La chancelière allemande Angela Merkel a dit mardi «regretter profondément» les victimes innocentes en Afghanistan, dans une déclaration solennelle devant les députés après la frappe de l’Otan ordonnée vendredi par le commandement militaire allemand sur place. «Chaque personne innocente tuée en Afghanistan est une de trop», a déclaré Mme Merkel devant le Bundestag. «Je regrette profondément toute personne innocente tuée ou blessée, y compris du fait des actions des Allemands», a-t-elle dit.

L’Otan a reconnu mardi que des civils avaient été tués et blessés, mais sans en livrer le nombre, dans le bombardement aérien vendredi par ses avions de citernes d’essence dérobées par les talibans à Kunduz, dans le nord de l’Afghanistan.

En attendant l’enquête

Mais la chancelière s’est refusée à condamner la frappe, en attendant les conclusions d’une enquête officielle.

Cette opération a suscité en Allemagne et dans le monde des déclarations contradictoires sur le nombre de victimes, la présence ou non de civils parmi les morts et le bien-fondé de l’opération.

«Pour moi, comme pour le gouvernement, il est essentiel d’avoir tous les éclaircissements», a-t-elle affirmé, ajoutant «nous n’allons rien embellir, mais dans le même temps nous n’acceptons pas des jugements hâtifs (...) que ce soit ici ou à l’étranger». Les ministères des Affaires étrangères et de la Défense allemands avaient déploré lundi un «manque de solidarité» de la part de certains ministres européens, dans leur réaction au raid aérien meurtrier qui aurait tué entre 56 et 150 personnes, selon différentes informations.

Le président afghan Hamid Karzai, dans une interview au quotidien français Le Figaro, avait qualifié la frappe «d’erreur de jugement», tandis que le ministre français des Affaires étrangères Bernard Kouchner évoquait «une grosse erreur».

Un sentiment d’isolement

Le ministre allemand des Affaires étrangères, Frank-Walter Steinmeier, rival de Mme Merkel aux élections législatives du 27 septembre, a lui aussi déclaré au parlement «ne pas comprendre que des jugements hâtifs soient faits avant que l’enquête ne soit finie.» «J’ai appelé plusieurs ministres européens des Affaires étrangères le weekend dernier pour leur dire qu’ils doivent, comme nous, attendre avant de rendre des jugements publics», a indiqué M. Steinmeier.
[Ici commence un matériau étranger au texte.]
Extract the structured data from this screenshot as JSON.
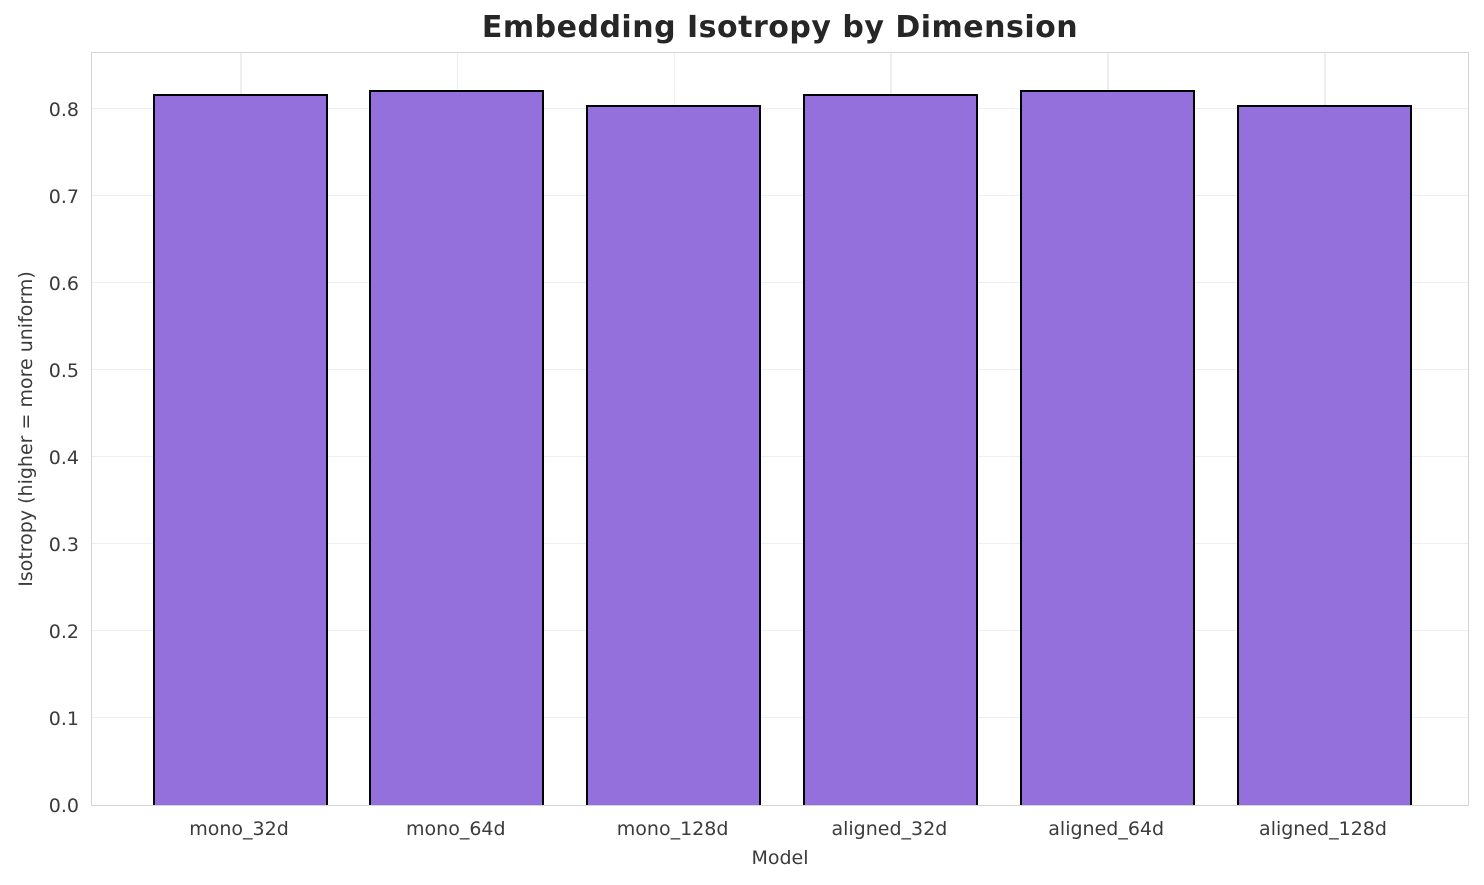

Mme Merkel a également rappelé, qu’en accord avec la France et la Grande-Bretagne, Berlin souhaitait organiser une conférence d’ici la fin de l’année pour convenir comment le gouvernement afghan peut assumer plus de responsabilités. «Le but doit être de permettre à l’Afghanistan à s’occuper seul de sa sécurité,» a-t-elle affirmé. «Au cours des cinq prochaines années (...) des progrès substantiels et qualitatifs doivent être faits pour permettre aux troupes internationales de se retirer petit à petit», a ajouté la chancelière.

A moins de trois semaines des élections, et alors que les deux-tiers des Allemands veulent le retrait des 4’200 soldats engagés en Afghanistan, Mme Merkel a toutefois affirmé que l’intervention était «dans l’intérêt urgent de la sécurité de notre pays». Les attaques terroristes du 11 septembre 2001 ont été organisées à partir d’un Afghanistan contrôlé par les talibans. «La terreur est venue de là bas et pas le contraire», a ajouté Mme Merkel.